Bisogna convincere i cittadini che la tutela della salute è uno dei cardini della sicurezza globale di ogni Paese e del mondo. Quest’idea dovrebbe diventare “voce” di ogni cittadino e il servizio sanitario deve tornare al centro del dibattito pubblico. Se questo non accadrà, per quanto il nuovo Ministro si sforzi, la sanità rimarrà ai margini del confronto politico. Tutti a parole sono a favore della sanità pubblica ma pochi sono disponibili poi a rischiare in proprio per il bene comune.

I principi fondanti del nostro Ssn, universalità, uguaglianza, equità delle cure vengono ogni giorno disattesi senza che si prenda consapevolezza dei danni che si stanno creando, con le differenze tra chi può pagare le cure e chi no, tra chi risiede a Bolzano e chi a Reggio Calabria.

Da tempo la Fnp Cisl pensionati, insieme alla Cisl, ha proposto in modo chiaro un “tavolo di confronto” tra Governo, sindacati, istituzioni e rappresentanze sociali per promuovere la salvaguardia del Ssn pubblico, anche se non tutti i soggetti hanno la stessa visione di salute pubblica. In questa azione comune di salvaguardia del Ssn è necessario coinvolgere anche i cittadini, forse ancora poco consapevoli di quanto stanno perdendo ma, allo stesso tempo, arrabbiati con gli operatori sanitari, convinti che siano i medici e gli infermieri a negare loro le cure nei tempi e nei modi necessari.

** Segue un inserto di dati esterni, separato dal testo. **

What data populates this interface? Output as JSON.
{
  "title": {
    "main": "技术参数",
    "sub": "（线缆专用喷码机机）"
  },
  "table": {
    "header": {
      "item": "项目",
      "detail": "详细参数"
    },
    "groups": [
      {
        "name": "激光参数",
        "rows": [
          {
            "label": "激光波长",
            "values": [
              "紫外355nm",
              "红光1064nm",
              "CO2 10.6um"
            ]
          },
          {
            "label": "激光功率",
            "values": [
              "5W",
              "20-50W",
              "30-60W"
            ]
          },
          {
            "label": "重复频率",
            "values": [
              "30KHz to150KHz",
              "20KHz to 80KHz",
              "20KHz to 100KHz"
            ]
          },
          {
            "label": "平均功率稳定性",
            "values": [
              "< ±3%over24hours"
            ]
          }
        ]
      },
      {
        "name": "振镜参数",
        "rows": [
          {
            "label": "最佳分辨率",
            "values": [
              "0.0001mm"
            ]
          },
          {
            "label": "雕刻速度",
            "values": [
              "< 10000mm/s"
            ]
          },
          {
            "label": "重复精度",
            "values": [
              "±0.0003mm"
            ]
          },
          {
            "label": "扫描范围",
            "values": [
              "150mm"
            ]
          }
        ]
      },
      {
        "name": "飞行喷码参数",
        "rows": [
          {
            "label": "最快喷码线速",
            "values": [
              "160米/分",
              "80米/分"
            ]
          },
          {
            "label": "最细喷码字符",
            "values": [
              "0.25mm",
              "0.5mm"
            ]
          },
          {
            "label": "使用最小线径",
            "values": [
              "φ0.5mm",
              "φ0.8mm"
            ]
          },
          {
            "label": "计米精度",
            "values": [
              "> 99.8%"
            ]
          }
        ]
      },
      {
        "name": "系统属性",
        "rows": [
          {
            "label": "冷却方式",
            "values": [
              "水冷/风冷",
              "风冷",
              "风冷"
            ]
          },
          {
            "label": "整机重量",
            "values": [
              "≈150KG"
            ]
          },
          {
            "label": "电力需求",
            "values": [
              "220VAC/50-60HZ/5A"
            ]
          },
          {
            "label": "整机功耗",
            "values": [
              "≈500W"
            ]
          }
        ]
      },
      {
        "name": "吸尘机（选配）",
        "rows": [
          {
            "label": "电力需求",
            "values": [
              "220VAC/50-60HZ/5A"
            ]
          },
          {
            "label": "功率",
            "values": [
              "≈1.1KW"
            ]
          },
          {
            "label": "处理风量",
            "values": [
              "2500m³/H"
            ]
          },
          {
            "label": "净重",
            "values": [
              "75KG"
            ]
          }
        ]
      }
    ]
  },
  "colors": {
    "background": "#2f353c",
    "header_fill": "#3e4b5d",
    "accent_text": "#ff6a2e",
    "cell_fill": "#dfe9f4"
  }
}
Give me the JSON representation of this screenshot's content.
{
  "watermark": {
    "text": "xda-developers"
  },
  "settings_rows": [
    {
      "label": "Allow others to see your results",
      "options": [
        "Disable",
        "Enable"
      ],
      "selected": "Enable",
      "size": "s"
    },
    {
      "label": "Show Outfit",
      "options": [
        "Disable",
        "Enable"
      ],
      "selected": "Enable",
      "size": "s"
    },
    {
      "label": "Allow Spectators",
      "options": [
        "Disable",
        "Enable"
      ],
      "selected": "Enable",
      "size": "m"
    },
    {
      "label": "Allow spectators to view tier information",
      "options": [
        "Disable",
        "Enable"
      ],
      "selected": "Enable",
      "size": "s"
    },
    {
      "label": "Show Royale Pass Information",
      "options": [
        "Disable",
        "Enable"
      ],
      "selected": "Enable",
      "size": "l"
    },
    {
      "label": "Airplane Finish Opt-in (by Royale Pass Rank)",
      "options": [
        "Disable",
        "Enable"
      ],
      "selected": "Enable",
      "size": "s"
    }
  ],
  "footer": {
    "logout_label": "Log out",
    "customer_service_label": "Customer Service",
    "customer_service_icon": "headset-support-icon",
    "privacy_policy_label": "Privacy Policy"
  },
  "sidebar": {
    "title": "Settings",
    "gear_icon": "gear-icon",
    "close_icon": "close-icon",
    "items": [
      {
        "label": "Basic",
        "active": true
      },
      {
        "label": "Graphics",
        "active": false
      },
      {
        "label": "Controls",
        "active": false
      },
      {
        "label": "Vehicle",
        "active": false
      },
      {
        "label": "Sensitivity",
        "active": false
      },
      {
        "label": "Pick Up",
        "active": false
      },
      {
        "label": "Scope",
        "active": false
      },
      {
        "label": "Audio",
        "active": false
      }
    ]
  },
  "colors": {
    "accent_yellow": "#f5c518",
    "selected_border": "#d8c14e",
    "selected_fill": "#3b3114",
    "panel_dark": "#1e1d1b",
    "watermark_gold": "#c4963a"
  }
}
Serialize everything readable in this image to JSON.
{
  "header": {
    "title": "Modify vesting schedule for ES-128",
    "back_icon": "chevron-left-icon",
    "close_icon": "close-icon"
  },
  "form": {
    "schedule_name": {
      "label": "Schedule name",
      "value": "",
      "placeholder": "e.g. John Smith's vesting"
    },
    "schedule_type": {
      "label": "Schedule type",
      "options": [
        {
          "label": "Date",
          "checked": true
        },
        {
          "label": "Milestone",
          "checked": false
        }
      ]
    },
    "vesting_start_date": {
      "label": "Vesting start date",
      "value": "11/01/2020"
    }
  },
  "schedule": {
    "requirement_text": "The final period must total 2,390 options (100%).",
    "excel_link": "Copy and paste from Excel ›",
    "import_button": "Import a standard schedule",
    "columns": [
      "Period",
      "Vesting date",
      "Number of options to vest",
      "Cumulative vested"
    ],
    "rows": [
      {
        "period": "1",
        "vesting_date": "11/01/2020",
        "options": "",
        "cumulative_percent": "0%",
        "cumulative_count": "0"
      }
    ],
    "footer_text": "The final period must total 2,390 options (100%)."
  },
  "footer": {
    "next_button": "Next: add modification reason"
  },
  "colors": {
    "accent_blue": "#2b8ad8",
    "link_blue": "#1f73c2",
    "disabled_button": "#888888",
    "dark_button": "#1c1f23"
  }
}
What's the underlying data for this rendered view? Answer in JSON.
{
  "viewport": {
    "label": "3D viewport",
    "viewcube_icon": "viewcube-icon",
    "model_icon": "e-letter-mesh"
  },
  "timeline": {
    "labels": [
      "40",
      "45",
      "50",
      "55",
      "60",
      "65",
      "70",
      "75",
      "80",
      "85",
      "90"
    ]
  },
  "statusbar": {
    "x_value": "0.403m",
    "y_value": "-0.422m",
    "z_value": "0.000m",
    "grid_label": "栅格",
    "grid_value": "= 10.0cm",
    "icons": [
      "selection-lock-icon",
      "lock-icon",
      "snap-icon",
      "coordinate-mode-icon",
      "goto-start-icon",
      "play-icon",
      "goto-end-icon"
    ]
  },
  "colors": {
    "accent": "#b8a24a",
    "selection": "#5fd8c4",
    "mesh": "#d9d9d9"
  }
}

Il Ssn è un pilastro della nostra società che sta scricchiolando, per questo va difeso e preservato. Qui o ci salviamo tutti o non si salva nessuno perché tutti, prima o poi, avremo bisogno di usufruire del nostro Ssn pubblico che finora ha davvero garantito a tutti, ricchi e poveri, un uguale ed equo accesso alle cure.

Non lasciamoci portare via questo bene prezioso che è patrimonio di tutti e da tutti deve essere salvato. Nel frattempo, in attesa di risposte concrete e coerenti da questo Governo, lancio uno slogan: “Salviamo il nostro Ssn pubblico e universalistico per le future generazioni”, consapevole che in mezzo a tante difficoltà nascono anche importanti opportunità.